First, put pen to paper and make a list of the reasons this relationship cannot move forward. Review the reasons matching your ideals and principles. Firmly gluing yourself to your Islamic conscience and beliefs makes all the difference in the world. #FACTS
Truthfully, while a relationship with a non-Muslim may have felt good in the present, long-term, having a difference of religious beliefs, with two persons practicing their faith can be disastrous.

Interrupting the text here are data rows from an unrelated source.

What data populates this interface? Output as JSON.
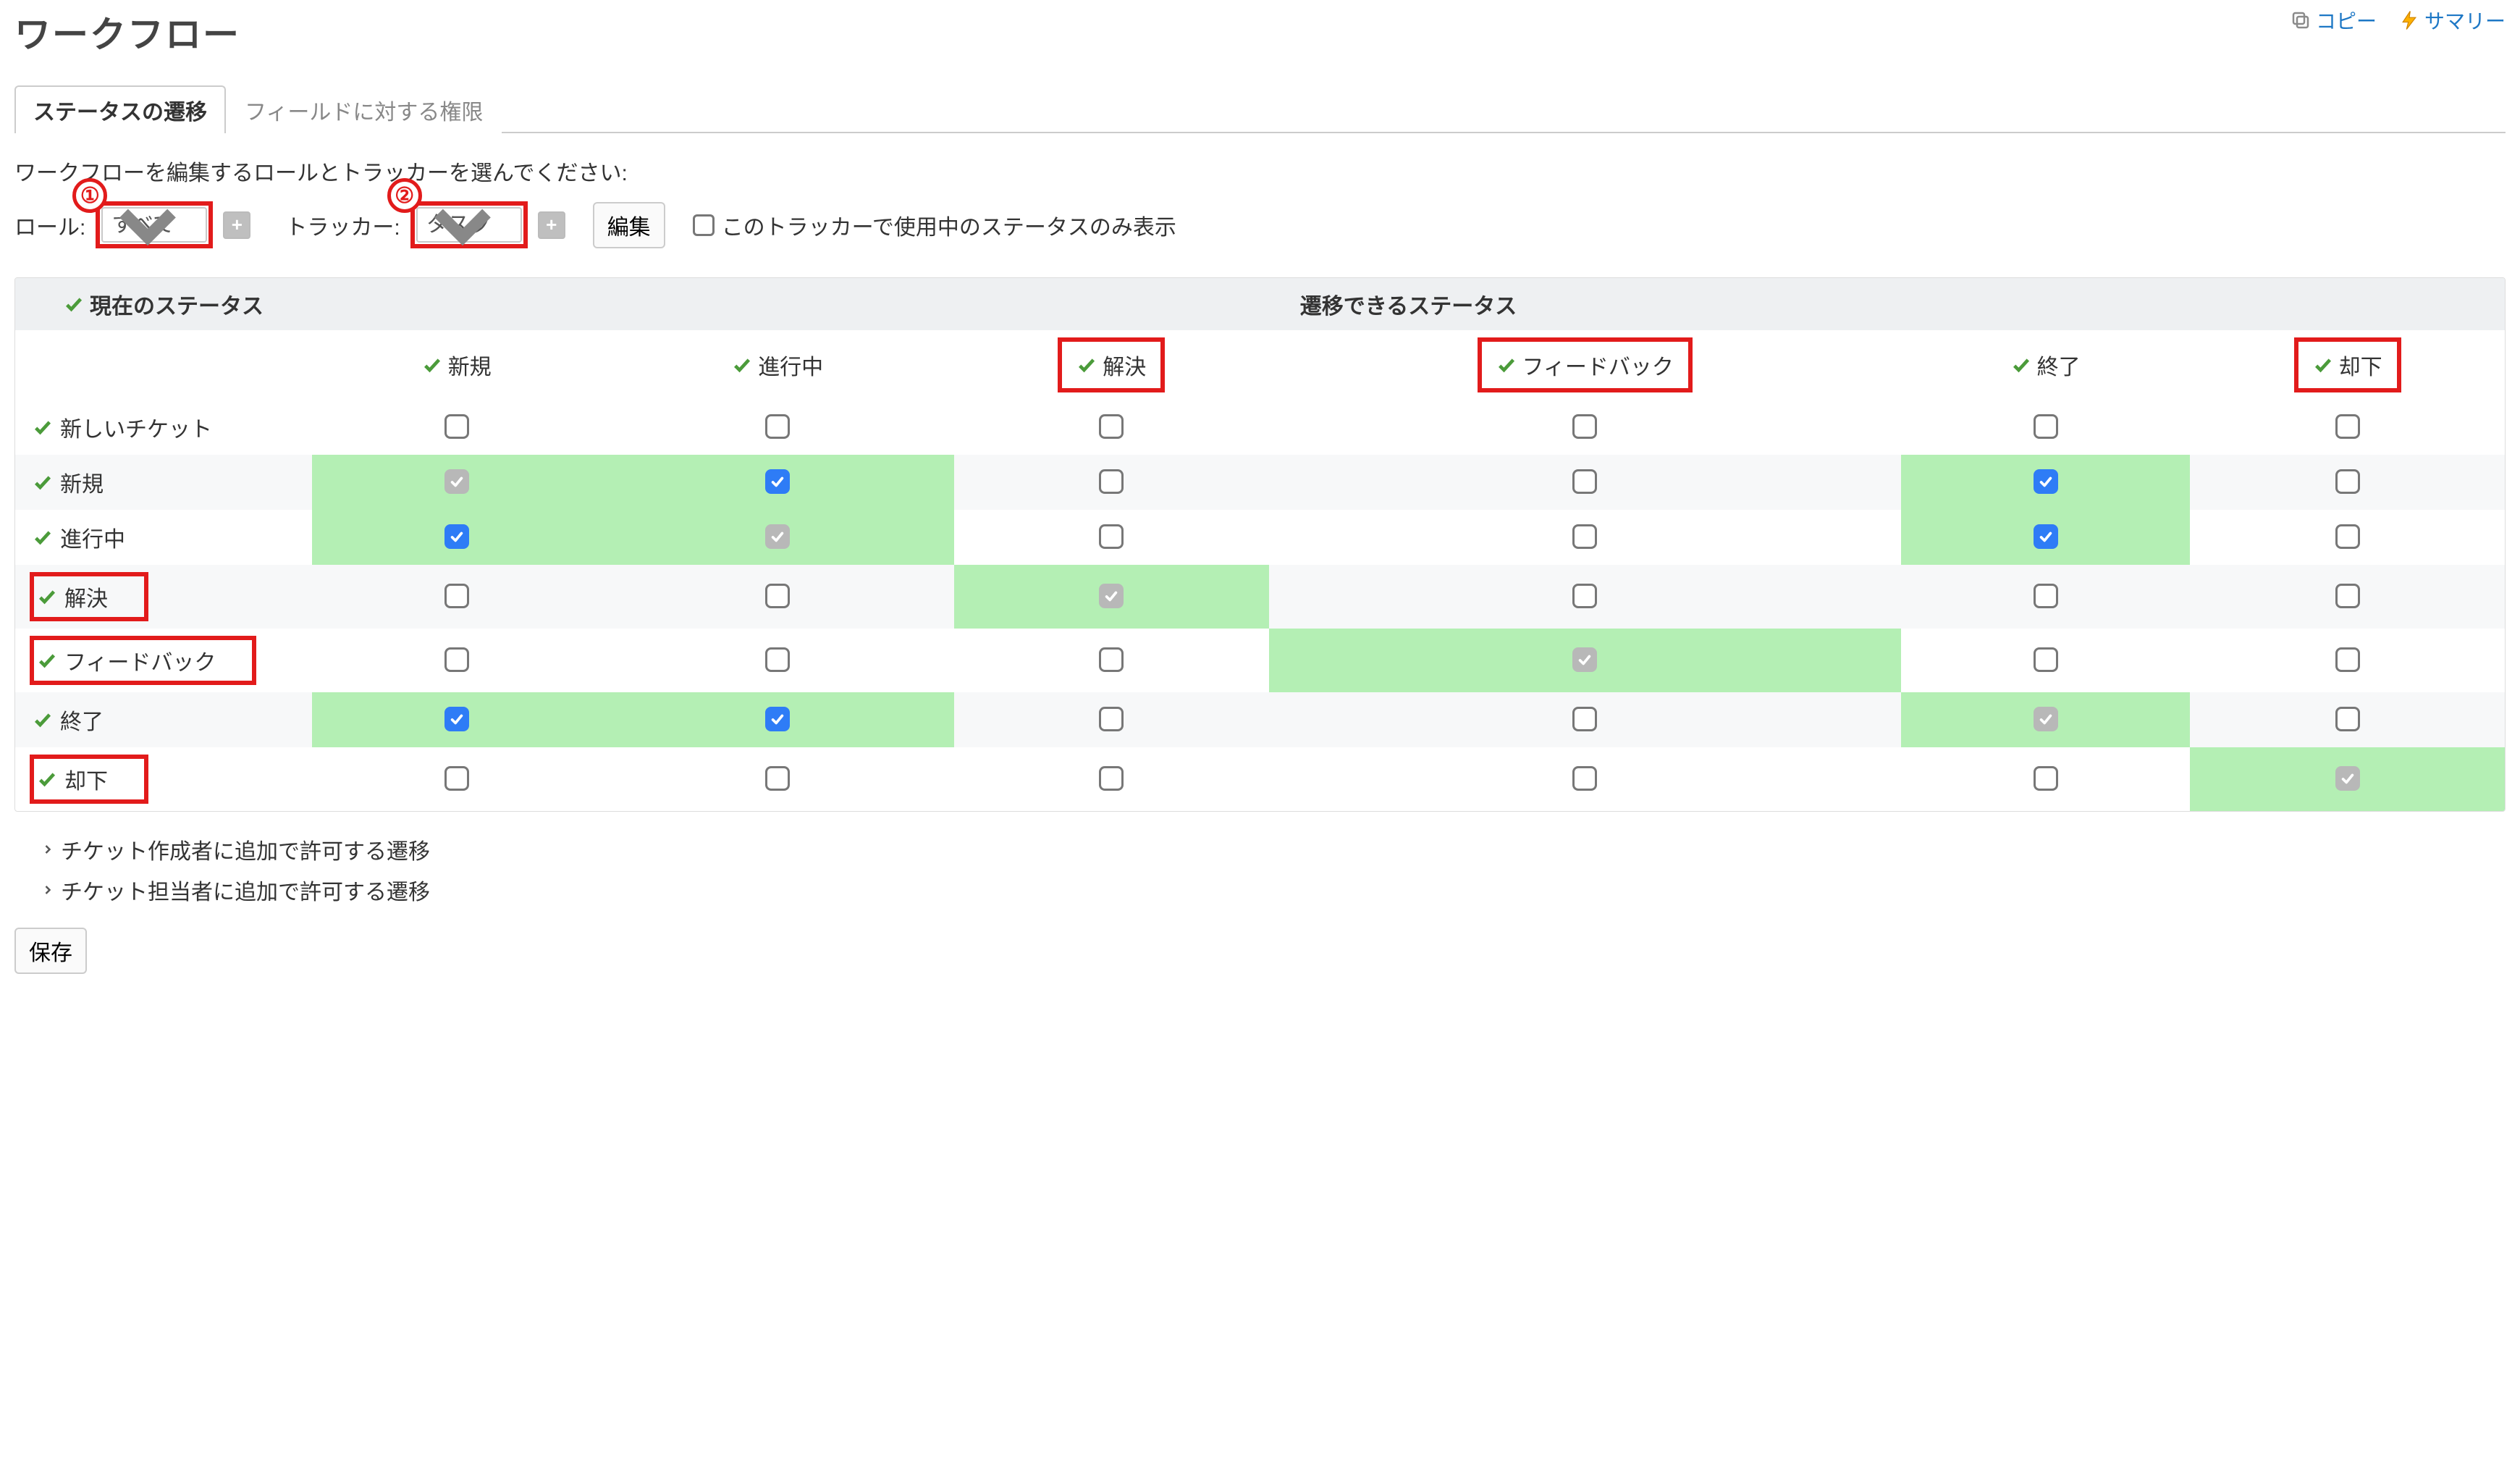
{
  "page_title": "ワークフロー",
  "top_actions": {
    "copy": "コピー",
    "summary": "サマリー"
  },
  "tabs": {
    "active": "ステータスの遷移",
    "other": "フィールドに対する権限"
  },
  "instruction": "ワークフローを編集するロールとトラッカーを選んでください:",
  "filter": {
    "role_label": "ロール:",
    "role_value": "すべて",
    "tracker_label": "トラッカー:",
    "tracker_value": "タスク",
    "edit": "編集",
    "only_used": "このトラッカーで使用中のステータスのみ表示",
    "badge1": "①",
    "badge2": "②"
  },
  "matrix": {
    "group_current": "現在のステータス",
    "group_transition": "遷移できるステータス",
    "columns": [
      {
        "label": "新規",
        "highlight": false
      },
      {
        "label": "進行中",
        "highlight": false
      },
      {
        "label": "解決",
        "highlight": true
      },
      {
        "label": "フィードバック",
        "highlight": true
      },
      {
        "label": "終了",
        "highlight": false
      },
      {
        "label": "却下",
        "highlight": true
      }
    ],
    "rows": [
      {
        "label": "新しいチケット",
        "highlight": false,
        "cells": [
          {
            "s": "off",
            "h": false
          },
          {
            "s": "off",
            "h": false
          },
          {
            "s": "off",
            "h": false
          },
          {
            "s": "off",
            "h": false
          },
          {
            "s": "off",
            "h": false
          },
          {
            "s": "off",
            "h": false
          }
        ]
      },
      {
        "label": "新規",
        "highlight": false,
        "cells": [
          {
            "s": "gray",
            "h": true
          },
          {
            "s": "blue",
            "h": true
          },
          {
            "s": "off",
            "h": false
          },
          {
            "s": "off",
            "h": false
          },
          {
            "s": "blue",
            "h": true
          },
          {
            "s": "off",
            "h": false
          }
        ]
      },
      {
        "label": "進行中",
        "highlight": false,
        "cells": [
          {
            "s": "blue",
            "h": true
          },
          {
            "s": "gray",
            "h": true
          },
          {
            "s": "off",
            "h": false
          },
          {
            "s": "off",
            "h": false
          },
          {
            "s": "blue",
            "h": true
          },
          {
            "s": "off",
            "h": false
          }
        ]
      },
      {
        "label": "解決",
        "highlight": true,
        "cells": [
          {
            "s": "off",
            "h": false
          },
          {
            "s": "off",
            "h": false
          },
          {
            "s": "gray",
            "h": true
          },
          {
            "s": "off",
            "h": false
          },
          {
            "s": "off",
            "h": false
          },
          {
            "s": "off",
            "h": false
          }
        ]
      },
      {
        "label": "フィードバック",
        "highlight": true,
        "cells": [
          {
            "s": "off",
            "h": false
          },
          {
            "s": "off",
            "h": false
          },
          {
            "s": "off",
            "h": false
          },
          {
            "s": "gray",
            "h": true
          },
          {
            "s": "off",
            "h": false
          },
          {
            "s": "off",
            "h": false
          }
        ]
      },
      {
        "label": "終了",
        "highlight": false,
        "cells": [
          {
            "s": "blue",
            "h": true
          },
          {
            "s": "blue",
            "h": true
          },
          {
            "s": "off",
            "h": false
          },
          {
            "s": "off",
            "h": false
          },
          {
            "s": "gray",
            "h": true
          },
          {
            "s": "off",
            "h": false
          }
        ]
      },
      {
        "label": "却下",
        "highlight": true,
        "cells": [
          {
            "s": "off",
            "h": false
          },
          {
            "s": "off",
            "h": false
          },
          {
            "s": "off",
            "h": false
          },
          {
            "s": "off",
            "h": false
          },
          {
            "s": "off",
            "h": false
          },
          {
            "s": "gray",
            "h": true
          }
        ]
      }
    ]
  },
  "extras": {
    "author": "チケット作成者に追加で許可する遷移",
    "assignee": "チケット担当者に追加で許可する遷移"
  },
  "save": "保存"
}
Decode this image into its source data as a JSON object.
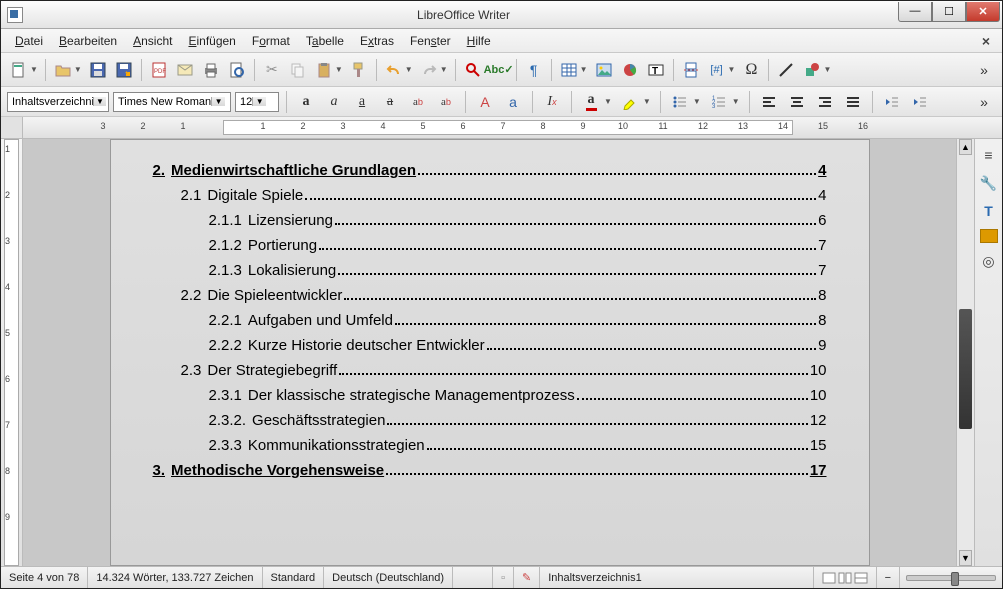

Some will say, “I’ve seen other couples do it.” Exceptions always exist, and it never means it is Islamically acceptable. Secondly, within those circumstances, usually both or one of those persons has greatly reduced or abandoned their Islamic practice. No one should sacrifice faith for a marriage, a spiritual union and contract created by Allah.
If you’re the person who was dumped, consider this. Your former friend had been contemplating ending the relationship before it was presented to you. For you, the parting came without warning. This was in the works. You just didn’t know. Relationships end before they actually end.
People pull away prior to saying, “I’m not going to do this because of my faith.” With a Muslim young lady, for the non-Muslim, there is an Islamic division between the two of you. Beginning friendships with this type of dissidence causes emotional hardship.
Next, review the compromises, explanations and sacrifices you would have had to make for this interaction to continue. Sacrificing respect for Islam, honor to parents and your Islamic convictions isn’t worth it. While you may feel sad, which is normal, adhering to Islam for the sake of Allah always has benefit.
A good rule to live by is to not follow the person on social media. Reminiscing, taking a stroll down memory lane, mentally perfecting this person in your head will not guide you to self-management. As a matter of fact, these actions take you to dark spaces you don’t want to go. Do not intentionally cause yourself unhappiness.
Look at this as growth. You had an Islamic experience causing you to grow, to demonstrate your love for Allah and to trust in Allah’s infinite wisdom. While you may ask, “Why would Allah allow this to happen and then take it away from me?” Challenge yourself to examine, while Allah decreed for it to happen, “Am I being tested and how can I use this to have Allah’s favor?”